Jersey’s maritime history

More than 400 years ago, the first Islanders crossed the Atlantic ocean in search of pastures new (a new place/ activity that offers new opportunities). They went over in order to raid the cod-rich seas of the American and Canadian coast, which would then be sold later. (Merchants).

Its unclear when the first Europeans reached Canada, but it is thought to be Italian explorer John Cabot’s descriptions of ‘new found landes’ and a sea swarming with fish in 1497 that drew fishermen to the north of the continent. Around 1600, English fishing captains still reported cod shoals.

By the beginning of the 16th-century Basque fishermen were travelling to the region to fish and, by 1580, around 10,000 European fishermen were making the transatlantic voyage to the area each year to fish for cod. Channel Island fishermen were among these and by the 1750s they had set up lucrative trade routes between Canada, Europe and America, establishing bases on the Gaspé Coast where they could salt and prepare the cod. One of the biggest companies on the Gaspé coast was operated by Charles Robin, a Jersey merchant, who set up a fishing post at Paspebiac in 1767 after Canada passed to the English.

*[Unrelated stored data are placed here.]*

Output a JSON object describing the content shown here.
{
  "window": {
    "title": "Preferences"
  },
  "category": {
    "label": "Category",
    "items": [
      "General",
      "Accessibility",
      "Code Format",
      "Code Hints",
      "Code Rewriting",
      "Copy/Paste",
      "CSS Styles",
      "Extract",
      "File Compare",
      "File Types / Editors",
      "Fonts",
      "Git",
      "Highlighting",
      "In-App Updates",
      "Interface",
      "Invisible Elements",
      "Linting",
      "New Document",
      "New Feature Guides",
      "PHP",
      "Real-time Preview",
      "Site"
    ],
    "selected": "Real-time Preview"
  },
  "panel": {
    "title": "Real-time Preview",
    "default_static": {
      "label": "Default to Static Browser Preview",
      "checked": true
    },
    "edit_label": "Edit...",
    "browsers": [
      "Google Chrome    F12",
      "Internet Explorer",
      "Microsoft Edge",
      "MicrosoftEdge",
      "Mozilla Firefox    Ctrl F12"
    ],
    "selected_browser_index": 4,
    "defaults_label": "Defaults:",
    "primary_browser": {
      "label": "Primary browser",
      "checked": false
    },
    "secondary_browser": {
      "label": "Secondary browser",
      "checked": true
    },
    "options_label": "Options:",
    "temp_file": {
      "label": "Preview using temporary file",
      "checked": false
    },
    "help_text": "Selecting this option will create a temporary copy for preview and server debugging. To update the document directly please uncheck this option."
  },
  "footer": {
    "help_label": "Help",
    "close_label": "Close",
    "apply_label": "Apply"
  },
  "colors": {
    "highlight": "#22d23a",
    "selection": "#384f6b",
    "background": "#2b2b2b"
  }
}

Jersey ships sailed to the Gaspé Coast in which they then salted and prepared the cod they had caught. The nearer the fishermen were to the coast, the harder it was to catch the cod, but Channel Islanders experience with coastal fishing made use of their skills. Some other ports they sailed to was on the Newfoundland and South America.

Cod from Canada produced by Jersey merchants was consumed by enslaved people. Jersey cod-merchants also exported cod-fish to British colonies in the West Indies and later Brazil too in exchange for plantation goods, such as sugar, molasses, rum, cotton, coffee and tobacco which it brought to markets in America, Europe and the UK (inc. Jersey). Within that context Jersey benefitted from the profits made in the British Empire build on a capitalist model of a slave-based economy.

Jersey was not a bystander in the transatlantic slave trade – but played an “active” and even “pioneering” role in it

Jersey had grown prosperous through its strong connections to the United Kingdom. People generated wealth from trading enslaved people. For example, the founder of New Jersey, Sir George Carteret. Some of the most common Jersey structures to end up involved with the salve trade were boats eg Speedwell, commandeered by Sir George Carteret’s son, James Carteret.

Jersey’s links with the slave trade “chiefly” stem from the mahogany industry. Mahogany was harvested using enslaved people. Many Jersey merchants either owned or traded in mahogany and some Jersey families even had mahogany plantations in British Honduras.